Artikel 28 Geheimhouding Voor de afloop van de besloten vergadering beslist de raadscommissie overeenkomstig artikel 86, eerste lid, van de Gemeentewet of omtrent de inhoud van de stukken en het verhandelde geheimhouding zal gelden. De raadscommissie kan besluiten de geheimhouding op te heffen.

 

Artikel 29 Opheffing geheimhouding Indien de raad op grond van artikel 25, derde en vierde lid, van de Gemeentewet voornemens is de geheimhouding op te heffen wordt daarover, indien de raadscommissie die geheimhouding heeft opgelegd daarom verzoekt, in een besloten vergadering met de raadscommissie overleg gevoerd.

  

Hoofdstuk 6 Toehoorders en pers

 

Artikel 30 Toehoorders en pers

  • 1.

    De toehoorders en vertegenwoordigers van de pers kunnen uitsluitend op de voor hen bestemde plaatsen openbare vergaderingen bijwonen.

  • 2.

    Het geven van tekenen van goed- of afkeuring of het op andere wijze verstoren van de orde is verboden.

  • 3.

    De voorzitter is bevoegd, toehoorders die op enigerlei wijze de orde van de vergadering verstoren, te doen vertrekken.
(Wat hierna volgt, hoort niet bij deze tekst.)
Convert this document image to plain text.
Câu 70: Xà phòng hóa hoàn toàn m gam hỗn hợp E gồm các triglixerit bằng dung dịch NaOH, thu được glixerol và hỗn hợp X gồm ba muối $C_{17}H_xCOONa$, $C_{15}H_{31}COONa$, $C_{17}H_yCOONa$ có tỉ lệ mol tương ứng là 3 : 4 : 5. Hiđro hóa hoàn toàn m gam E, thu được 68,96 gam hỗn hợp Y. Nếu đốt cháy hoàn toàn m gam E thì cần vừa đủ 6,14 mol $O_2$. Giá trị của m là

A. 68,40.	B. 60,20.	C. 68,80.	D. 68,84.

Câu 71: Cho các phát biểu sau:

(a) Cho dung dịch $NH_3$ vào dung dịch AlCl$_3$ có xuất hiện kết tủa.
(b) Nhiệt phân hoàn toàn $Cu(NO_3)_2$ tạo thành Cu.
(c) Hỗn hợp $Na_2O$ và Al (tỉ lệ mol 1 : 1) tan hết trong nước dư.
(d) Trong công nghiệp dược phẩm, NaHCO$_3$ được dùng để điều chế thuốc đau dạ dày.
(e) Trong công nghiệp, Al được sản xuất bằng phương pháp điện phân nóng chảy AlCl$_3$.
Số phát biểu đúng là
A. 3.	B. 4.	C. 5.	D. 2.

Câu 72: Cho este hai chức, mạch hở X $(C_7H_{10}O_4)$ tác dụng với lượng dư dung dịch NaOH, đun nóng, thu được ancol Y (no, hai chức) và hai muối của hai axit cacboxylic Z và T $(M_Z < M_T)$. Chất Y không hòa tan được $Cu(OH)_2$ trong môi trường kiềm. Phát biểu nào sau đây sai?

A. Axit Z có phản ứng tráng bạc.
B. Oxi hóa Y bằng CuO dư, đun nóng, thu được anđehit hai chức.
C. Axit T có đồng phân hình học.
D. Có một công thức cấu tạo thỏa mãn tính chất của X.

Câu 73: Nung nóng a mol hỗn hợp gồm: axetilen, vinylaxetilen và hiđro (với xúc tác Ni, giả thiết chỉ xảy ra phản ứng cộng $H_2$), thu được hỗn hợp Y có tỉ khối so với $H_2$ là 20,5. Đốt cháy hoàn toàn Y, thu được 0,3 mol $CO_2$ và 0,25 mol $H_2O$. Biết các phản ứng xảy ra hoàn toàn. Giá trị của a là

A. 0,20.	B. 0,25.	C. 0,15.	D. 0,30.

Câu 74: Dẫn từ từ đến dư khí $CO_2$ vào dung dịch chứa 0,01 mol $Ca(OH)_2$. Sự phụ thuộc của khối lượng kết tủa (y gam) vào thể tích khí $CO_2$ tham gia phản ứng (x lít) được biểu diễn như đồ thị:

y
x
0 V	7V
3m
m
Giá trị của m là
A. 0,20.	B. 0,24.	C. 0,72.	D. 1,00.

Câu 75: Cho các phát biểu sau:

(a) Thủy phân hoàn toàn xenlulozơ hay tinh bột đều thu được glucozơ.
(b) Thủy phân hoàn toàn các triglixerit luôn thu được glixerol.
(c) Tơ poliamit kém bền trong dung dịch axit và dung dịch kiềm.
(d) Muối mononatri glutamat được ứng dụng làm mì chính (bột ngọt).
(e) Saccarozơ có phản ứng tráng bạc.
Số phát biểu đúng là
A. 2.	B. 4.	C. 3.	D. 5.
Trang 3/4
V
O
Toehoorders die bij herhaling de orde in de vergadering verstoren kan hij voor ten hoogste drie maanden de toegang tot de vergadering ontzeggen.

 

Artikel 31 Geluid- en beeldregistraties Degenen die in de vergaderzaal tijdens de vergadering geluid- dan wel beeldregistraties willen maken doen hiervan mededeling aan de voorzitter en gedragen zich naar zijn aanwijzingen. Deze aanwijzingen kunnen niet zover gaan dat zij de vrijheid van pers aantasten.

 

Artikel 32 Verbod gebruik mobiele telefoons In de vergaderzaal, met inbegrip van de publieke tribune, is tijdens de vergadering het gebruik, alsmede het stand-by houden van mobiele telefoons of andere communicatiemiddelen, die inbreuk kunnen maken op de orde van de vergadering zonder toestemming van de voorzitter niet toegestaan.

    

Hoofdstuk 7 Slotbepalingen

 

Artikel 33 Uitleg verordening In de gevallen waarin deze verordening niet voorziet of bij twijfel over de toepassing van de verordening, beslist de raadscommissie op voorstel van de voorzitter.

 

Artikel 34 Inwerkingtreding

Deze verordening treedt in werking op 1 januari 2007.

Op dat tijdstip vervalt de verordening vaste commissies van advies en bijstand van de gemeente Midden-Delfland vastgesteld bij raadsbesluit van 2 januari 2004, laatstelijk gewijzigd op 25 april 2006.